As stated in the Agreement, each Lumina shareholder holding shares at market close on the closing date of the Plan of Arrangement, will receive one common share of Western Copper for each Lumina share.

Complete details of the Plan of Arrangement will be included in the information circular expected to be sent to Lumina shareholders on October 30, 2006 to those who are Lumina shareholders of record as of October 18, 2006. A special meeting of Lumina shareholders will take place on November 24, 2006 in order to vote on the transaction. Subsequent to approval at the shareholder meeting and receipt of regulatory and court approvals, the transaction is expected to close by November 29, 2006.

Lumina Resources is a publicly traded mineral exploration company focused on discovering and developing copper, gold and molybdenum at its three Canadian properties including Hushamu in British Columbia, Casino in the Yukon Territory and Redstone in the Northwest Territories.

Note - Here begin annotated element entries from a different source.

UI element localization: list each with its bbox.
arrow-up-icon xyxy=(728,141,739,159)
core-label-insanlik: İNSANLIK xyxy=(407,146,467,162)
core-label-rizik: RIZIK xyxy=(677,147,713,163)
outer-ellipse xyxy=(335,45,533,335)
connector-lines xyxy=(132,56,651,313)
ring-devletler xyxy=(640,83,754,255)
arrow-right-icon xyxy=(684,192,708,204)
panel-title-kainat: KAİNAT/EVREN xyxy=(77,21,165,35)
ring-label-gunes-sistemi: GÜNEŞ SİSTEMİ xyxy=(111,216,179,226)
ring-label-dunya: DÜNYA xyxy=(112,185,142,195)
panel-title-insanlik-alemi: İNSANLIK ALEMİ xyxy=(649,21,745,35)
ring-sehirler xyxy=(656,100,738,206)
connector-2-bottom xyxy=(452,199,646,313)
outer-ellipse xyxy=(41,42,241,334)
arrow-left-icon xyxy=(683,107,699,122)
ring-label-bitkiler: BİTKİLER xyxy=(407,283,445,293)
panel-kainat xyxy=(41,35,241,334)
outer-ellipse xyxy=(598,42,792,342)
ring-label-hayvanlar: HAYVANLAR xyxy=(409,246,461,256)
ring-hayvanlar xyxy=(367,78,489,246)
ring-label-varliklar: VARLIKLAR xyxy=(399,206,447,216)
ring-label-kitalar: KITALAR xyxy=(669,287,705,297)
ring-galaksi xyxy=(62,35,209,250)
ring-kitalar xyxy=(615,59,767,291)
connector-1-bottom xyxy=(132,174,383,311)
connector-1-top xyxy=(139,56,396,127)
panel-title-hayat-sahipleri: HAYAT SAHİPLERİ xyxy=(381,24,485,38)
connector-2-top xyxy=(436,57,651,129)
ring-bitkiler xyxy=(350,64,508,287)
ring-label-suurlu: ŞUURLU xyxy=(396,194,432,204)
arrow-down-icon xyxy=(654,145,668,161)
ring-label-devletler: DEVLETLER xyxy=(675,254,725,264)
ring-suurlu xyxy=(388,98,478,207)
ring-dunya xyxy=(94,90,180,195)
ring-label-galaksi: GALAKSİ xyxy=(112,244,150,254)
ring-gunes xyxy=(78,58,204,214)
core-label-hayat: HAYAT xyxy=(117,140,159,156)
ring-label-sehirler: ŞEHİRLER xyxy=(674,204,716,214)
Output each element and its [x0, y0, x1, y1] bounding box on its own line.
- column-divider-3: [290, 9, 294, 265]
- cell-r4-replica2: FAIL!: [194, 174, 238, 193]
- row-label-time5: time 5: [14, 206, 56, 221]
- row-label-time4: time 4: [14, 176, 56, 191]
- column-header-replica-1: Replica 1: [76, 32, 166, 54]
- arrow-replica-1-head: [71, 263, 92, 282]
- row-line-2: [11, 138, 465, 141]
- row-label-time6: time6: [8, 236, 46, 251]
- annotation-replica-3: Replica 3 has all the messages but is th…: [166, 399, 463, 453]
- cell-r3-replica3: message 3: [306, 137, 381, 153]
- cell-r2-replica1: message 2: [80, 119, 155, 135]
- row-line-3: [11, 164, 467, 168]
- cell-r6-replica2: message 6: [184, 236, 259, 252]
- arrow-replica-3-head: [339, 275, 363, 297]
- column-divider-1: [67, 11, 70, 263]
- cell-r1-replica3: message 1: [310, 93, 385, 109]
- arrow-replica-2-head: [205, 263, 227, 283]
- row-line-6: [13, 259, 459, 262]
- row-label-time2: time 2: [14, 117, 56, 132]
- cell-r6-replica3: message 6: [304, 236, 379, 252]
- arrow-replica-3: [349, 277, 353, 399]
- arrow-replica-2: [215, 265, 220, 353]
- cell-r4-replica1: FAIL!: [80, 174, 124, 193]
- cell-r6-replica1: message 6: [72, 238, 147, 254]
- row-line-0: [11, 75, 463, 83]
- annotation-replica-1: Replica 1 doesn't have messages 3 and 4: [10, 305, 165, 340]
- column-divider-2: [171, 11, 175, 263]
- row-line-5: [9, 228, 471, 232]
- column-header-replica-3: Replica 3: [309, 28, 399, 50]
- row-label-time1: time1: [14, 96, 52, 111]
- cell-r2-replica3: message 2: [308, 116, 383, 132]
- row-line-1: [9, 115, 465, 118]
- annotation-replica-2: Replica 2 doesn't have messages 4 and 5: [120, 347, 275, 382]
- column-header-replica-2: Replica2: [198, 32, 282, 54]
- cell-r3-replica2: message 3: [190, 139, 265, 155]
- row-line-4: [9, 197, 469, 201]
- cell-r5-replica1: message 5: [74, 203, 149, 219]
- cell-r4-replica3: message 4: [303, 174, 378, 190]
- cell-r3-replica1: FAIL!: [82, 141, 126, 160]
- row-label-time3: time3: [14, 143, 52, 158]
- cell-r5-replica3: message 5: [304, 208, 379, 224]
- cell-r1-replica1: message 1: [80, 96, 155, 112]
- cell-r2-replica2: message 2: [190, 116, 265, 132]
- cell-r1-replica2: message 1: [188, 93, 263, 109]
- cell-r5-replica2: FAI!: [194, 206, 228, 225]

Western Copper Corp. holds approximately C$38 million in cash, the 100% owned Carmacks Copper Project in the Yukon Territory and the early-stage Sierra Almoloya exploration project in the Central Mexican Silver Belt in Chihuahua State, Mexico which is currently being explored by the optionee.

On behalf of the board,

For more information, please contact:

Call: 1.888.966.9995 or 604.684.9497
Email: info@westerncoppercorp.com

Cautionary Notes
Statements contained in this news release that are not historical fact, such as statements regarding the economic prospects of the Company’s projects, the Company’s future plans or future revenues, timing of development or potential expansion or improvements, are forward-looking statements as that term is defined in the Private Securities Litigation Reform Act of 1995. Such forward-looking statements are subject to risks and uncertainties, which could cause actual results to differ materially from estimated results. Such risks and uncertainties include, but are not limited to, the Company’s ability to raise sufficient capital to fund development, changes in general economic conditions or financial markets, changes in prices for the Company’s mineral products or increases in input costs, litigation, legislative, environmental and other judicial, regulatory, political and competitive developments in Mexico or Canada, technological and operational difficulties or inability to obtain permits encountered in connection with our exploration and development activities, labor relations matters, and changing foreign exchange rates, all of which are described more fully in the Company’s filings with the Securities and Exchange Commission. The Toronto Stock Exchange has not reviewed nor accepted responsibility for the adequacy or accuracy of the contents of this news release, which has been prepared by management.